EU parks post-Brexit demands to avoid clash with Boris Johnson


The EU’s opening negotiating position on the future relationship will lack detailed demands to avoid an early clash with Boris Johnson as both sides seek to take the heat out of the coming post-Brexit trade and security talks.

In that vein, the European commission president, Ursula von der Leyen, is expected to talk up the prospects of the coming negotiations during a visit to London on Wednesday.

The former German defence minister will give a speech, entitled Old Friends, New Beginnings, at her former university, the London School of Economics, before joining the prime minister in Downing Street where they are expected to express confidence about the coming year.

Sources close to Von der Leyen said she would seek to privately sketch out the potential pitfalls in the 11 months Johnson has set as the timeframe within which to agree a comprehensive deal.

But EU sources said the trip would be the first of a number of initiatives designed to move the Brexit negotiations into a more collaborative phase which avoids the clashes of the last three years.

“We do not want to do this negotiation in public, that is for sure,” one senior EU official said.

When the EU’s negotiating position is revealed in draft form in early February, before its formal adoption by the EU27 at a meeting of ministers on 25 February, it will only contain “headline principles”.

Johnson has said the UK will not align with EU rules after Brexit, while the EU is expected to make significant “level playing field” demands on the UK in exchange for a zero tariff, zero quotas trade deal.

But the detail of those demands are not expected to be stipulated in the negotiating mandate to avoid clashes when the talks start in earnest in early March.
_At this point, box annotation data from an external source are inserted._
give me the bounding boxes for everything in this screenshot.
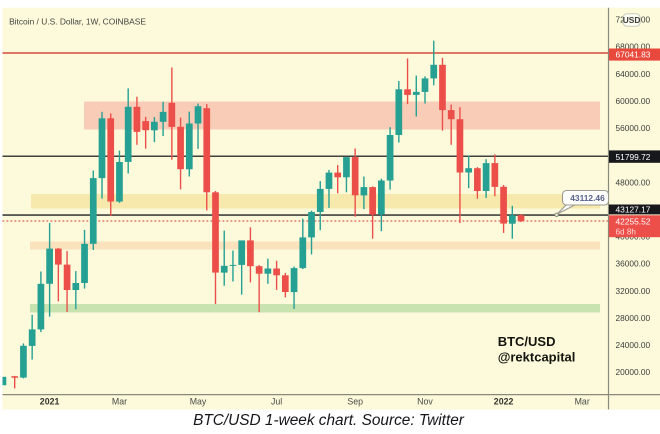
svg-text:6d 8h: 6d 8h — [616, 227, 637, 236]
svg-text:64000.00: 64000.00 — [616, 69, 651, 79]
svg-text:28000.00: 28000.00 — [616, 313, 651, 323]
svg-text:32000.00: 32000.00 — [616, 286, 651, 296]
svg-text:Mar: Mar — [112, 397, 127, 407]
svg-text:USD: USD — [623, 15, 641, 25]
svg-text:2022: 2022 — [494, 397, 514, 407]
svg-text:68000.00: 68000.00 — [616, 42, 651, 52]
svg-text:51799.72: 51799.72 — [616, 152, 651, 162]
svg-text:43112.46: 43112.46 — [570, 193, 605, 203]
svg-text:Sep: Sep — [347, 397, 363, 407]
svg-text:36000.00: 36000.00 — [616, 259, 651, 269]
svg-text:56000.00: 56000.00 — [616, 123, 651, 133]
svg-text:Nov: Nov — [417, 397, 433, 407]
svg-text:Jul: Jul — [271, 397, 282, 407]
svg-text:60000.00: 60000.00 — [616, 96, 651, 106]
svg-text:42255.52: 42255.52 — [616, 216, 651, 226]
svg-text:67041.83: 67041.83 — [616, 50, 651, 60]
svg-text:May: May — [190, 397, 207, 407]
svg-text:48000.00: 48000.00 — [616, 177, 651, 187]
svg-text:BTC/USD 1-week chart. Source:: BTC/USD 1-week chart. Source: Twitter — [193, 412, 465, 429]
svg-text:Mar: Mar — [575, 397, 590, 407]
svg-text:2021: 2021 — [40, 397, 60, 407]
svg-text:20000.00: 20000.00 — [616, 367, 651, 377]
svg-text:24000.00: 24000.00 — [616, 340, 651, 350]
svg-text:Bitcoin / U.S. Dollar, 1W, COI: Bitcoin / U.S. Dollar, 1W, COINBASE — [9, 16, 146, 26]
svg-text:BTC/USD: BTC/USD — [498, 334, 556, 349]
svg-text:43127.17: 43127.17 — [616, 205, 651, 215]
svg-text:@rektcapital: @rektcapital — [498, 350, 576, 365]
It is understood, however, the demands will closely follow those contained in the agreement made between Theresa May’s government and the EU over the operation of the shared customs territory envisioned in the original Northern Ireland backstop.
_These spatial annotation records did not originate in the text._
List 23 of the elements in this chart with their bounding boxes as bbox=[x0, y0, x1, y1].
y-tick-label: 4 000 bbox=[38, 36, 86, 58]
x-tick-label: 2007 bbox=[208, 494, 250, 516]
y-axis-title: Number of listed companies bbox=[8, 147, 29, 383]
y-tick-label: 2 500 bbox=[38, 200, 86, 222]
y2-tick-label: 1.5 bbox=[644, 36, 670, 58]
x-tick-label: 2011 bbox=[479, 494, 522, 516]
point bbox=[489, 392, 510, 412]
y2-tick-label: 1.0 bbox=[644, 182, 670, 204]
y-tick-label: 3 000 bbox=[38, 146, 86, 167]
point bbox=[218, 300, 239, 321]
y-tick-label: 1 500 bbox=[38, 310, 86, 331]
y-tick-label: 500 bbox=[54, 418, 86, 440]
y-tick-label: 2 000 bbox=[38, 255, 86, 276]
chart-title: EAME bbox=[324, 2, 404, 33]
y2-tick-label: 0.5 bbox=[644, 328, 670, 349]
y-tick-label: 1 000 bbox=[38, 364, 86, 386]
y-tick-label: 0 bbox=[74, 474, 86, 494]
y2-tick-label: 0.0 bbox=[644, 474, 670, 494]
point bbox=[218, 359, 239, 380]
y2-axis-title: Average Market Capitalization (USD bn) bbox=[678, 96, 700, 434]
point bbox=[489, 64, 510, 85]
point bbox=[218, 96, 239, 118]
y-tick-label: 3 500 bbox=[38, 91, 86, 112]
The EU will seek dynamic alignment with the bloc’s state aid rules and the continuation in the UK’s domestic law of the bloc’s directives on the exchange of information on taxation, anti-tax avoidance rules and country-by-country reporting by credit institutions and investment firms.
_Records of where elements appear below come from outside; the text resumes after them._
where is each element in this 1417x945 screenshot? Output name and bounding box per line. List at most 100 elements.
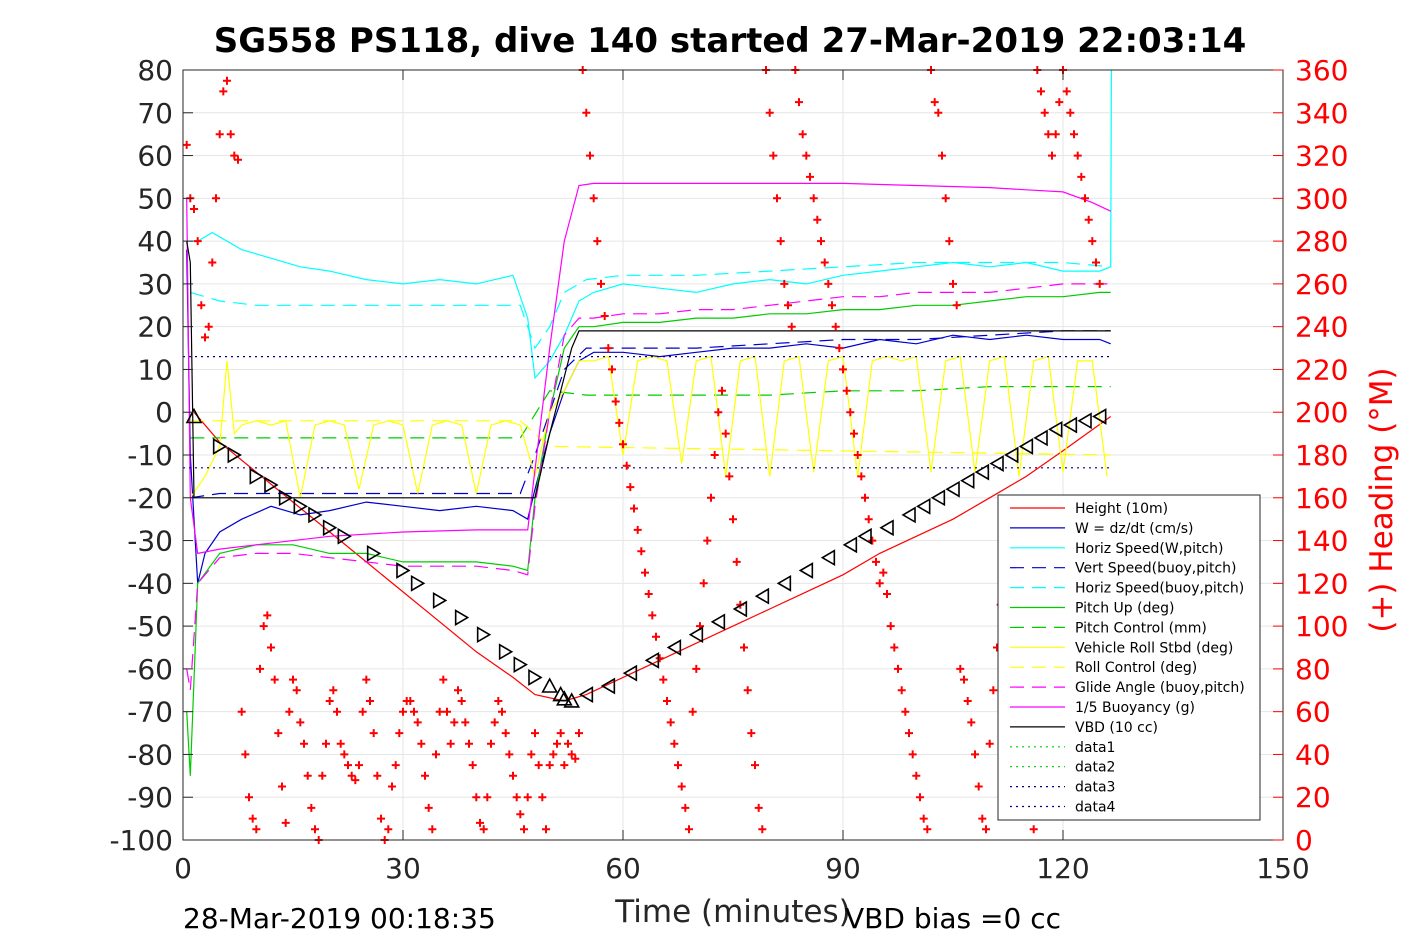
heading-point [505, 750, 514, 759]
heading-point [450, 718, 459, 727]
y-right-tick-label: 320 [1295, 140, 1348, 173]
heading-point [219, 87, 228, 96]
heading-point [974, 782, 983, 791]
vbd-triangle-marker [989, 455, 1004, 472]
legend-label-10: 1/5 Buoyancy (g) [1075, 700, 1195, 716]
footer-timestamp: 28-Mar-2019 00:18:35 [183, 902, 496, 935]
vbd-triangle-marker [754, 587, 770, 605]
heading-point [377, 814, 385, 823]
heading-point [366, 697, 374, 705]
x-tick-label: 120 [1036, 852, 1089, 885]
vbd-triangle-marker [322, 519, 338, 537]
heading-point [971, 750, 979, 759]
heading-point [395, 729, 404, 738]
y-right-tick-label: 300 [1295, 182, 1348, 215]
heading-point [523, 793, 532, 802]
heading-point [358, 707, 367, 716]
heading-point [296, 718, 305, 727]
vbd-triangle-marker [227, 446, 242, 464]
heading-point [593, 237, 602, 246]
vbd-triangle-marker [1062, 416, 1078, 434]
legend-label-8: Roll Control (deg) [1075, 660, 1197, 676]
vbd-triangle-marker [600, 677, 616, 695]
vbd-triangle-marker [249, 467, 264, 485]
vbd-triangle-marker [916, 497, 931, 515]
vbd-triangle-marker [820, 549, 836, 567]
heading-point [633, 525, 642, 534]
heading-point [795, 98, 803, 107]
heading-point [982, 825, 990, 834]
heading-point [868, 536, 877, 545]
heading-point [644, 590, 653, 598]
heading-point [413, 718, 422, 727]
heading-point [545, 761, 554, 770]
heading-point [498, 707, 506, 716]
vbd-triangle-marker [798, 562, 814, 579]
heading-point [751, 761, 759, 770]
heading-point [619, 440, 627, 449]
heading-point [556, 729, 565, 738]
heading-point [417, 739, 426, 748]
heading-point [446, 739, 455, 748]
heading-point [457, 697, 466, 705]
footer-vbd-bias: VBD bias =0 cc [845, 902, 1061, 935]
vbd-triangle-marker [842, 536, 858, 554]
heading-point [435, 707, 444, 716]
y-tick-label: 70 [137, 97, 173, 130]
heading-point [747, 729, 756, 738]
heading-point [853, 451, 862, 459]
chart-title: SG558 PS118, dive 140 started 27-Mar-201… [214, 21, 1247, 61]
heading-point [1088, 237, 1097, 246]
heading-point [956, 664, 965, 673]
heading-point [692, 664, 701, 673]
heading-point [391, 761, 400, 770]
heading-point [883, 590, 891, 598]
vbd-triangle-marker [622, 664, 638, 682]
vbd-triangle-marker [552, 685, 570, 702]
heading-point [1040, 108, 1049, 117]
heading-point [267, 643, 275, 652]
vbd-triangle-marker [476, 626, 492, 644]
heading-point [923, 825, 932, 834]
heading-point [655, 654, 664, 663]
y-right-tick-label: 140 [1295, 525, 1348, 558]
legend-label-7: Vehicle Roll Stbd (deg) [1075, 640, 1233, 656]
heading-point [300, 739, 308, 748]
heading-point [1092, 258, 1100, 267]
y-tick-label: -100 [109, 824, 173, 857]
heading-point [1066, 108, 1075, 117]
heading-point [721, 429, 730, 438]
heading-point [930, 98, 939, 107]
y-tick-label: 30 [137, 268, 173, 301]
heading-point [850, 429, 858, 438]
heading-point [406, 697, 415, 705]
heading-point [890, 643, 899, 652]
heading-point [259, 622, 268, 631]
vbd-triangle-marker [498, 643, 514, 661]
heading-point [626, 483, 635, 492]
vbd-triangle-marker [732, 600, 748, 618]
heading-point [461, 718, 470, 727]
heading-point [864, 515, 873, 524]
vbd-triangle-marker [857, 527, 872, 545]
legend-label-6: Pitch Control (mm) [1075, 620, 1207, 636]
legend-label-2: Horiz Speed(W,pitch) [1075, 541, 1223, 557]
heading-point [831, 322, 840, 331]
y-right-tick-label: 240 [1295, 311, 1348, 344]
heading-point [787, 322, 796, 331]
heading-point [285, 707, 294, 716]
heading-point [303, 771, 312, 780]
heading-point [512, 793, 521, 802]
heading-point [182, 140, 191, 149]
heading-point [604, 344, 613, 353]
heading-point [520, 825, 528, 834]
y-tick-label: -40 [127, 567, 173, 600]
heading-point [1062, 87, 1071, 96]
vbd-triangle-marker [901, 506, 916, 524]
heading-point [835, 344, 844, 353]
y-tick-label: -50 [127, 610, 173, 643]
heading-point [945, 237, 954, 246]
heading-point [336, 739, 345, 748]
heading-point [443, 707, 451, 716]
vbd-triangle-marker [1092, 408, 1107, 425]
The UK will be asked to reaffirm its commitment to curb harmful tax measures as defined in the EU code of conduct.

In the field of environmental standards, sources said the EU will “at the very least” seek a commitment from the British government that it will not lower the EU’s existing environmental standards in key areas such as industrial emissions, air quality targets, nature and biodiversity protection and environmental impact assessments.

EU sources suggested that the French president, Emmanuel Macron, could push for a closer alignment to ensure the UK stays in line with Brussels as Von der Leyen pushes her new green deal.

The EU will also demand that the UK implements a system of carbon pricing that is as effective as the EU emission trading scheme for greenhouse emission allowances. The EU additionally wants non-regression clauses in the trade deal on labour and social protection standards.

The UK is expected to leave the EU on 31 January. The withdrawal agreement bill is returning to the Commons this week and will move to the House of Lords on Monday. It is expected to be on the statute books by the middle of the month and the European parliament will vote to ratify the deal on 29 January, according to a leaked draft agenda.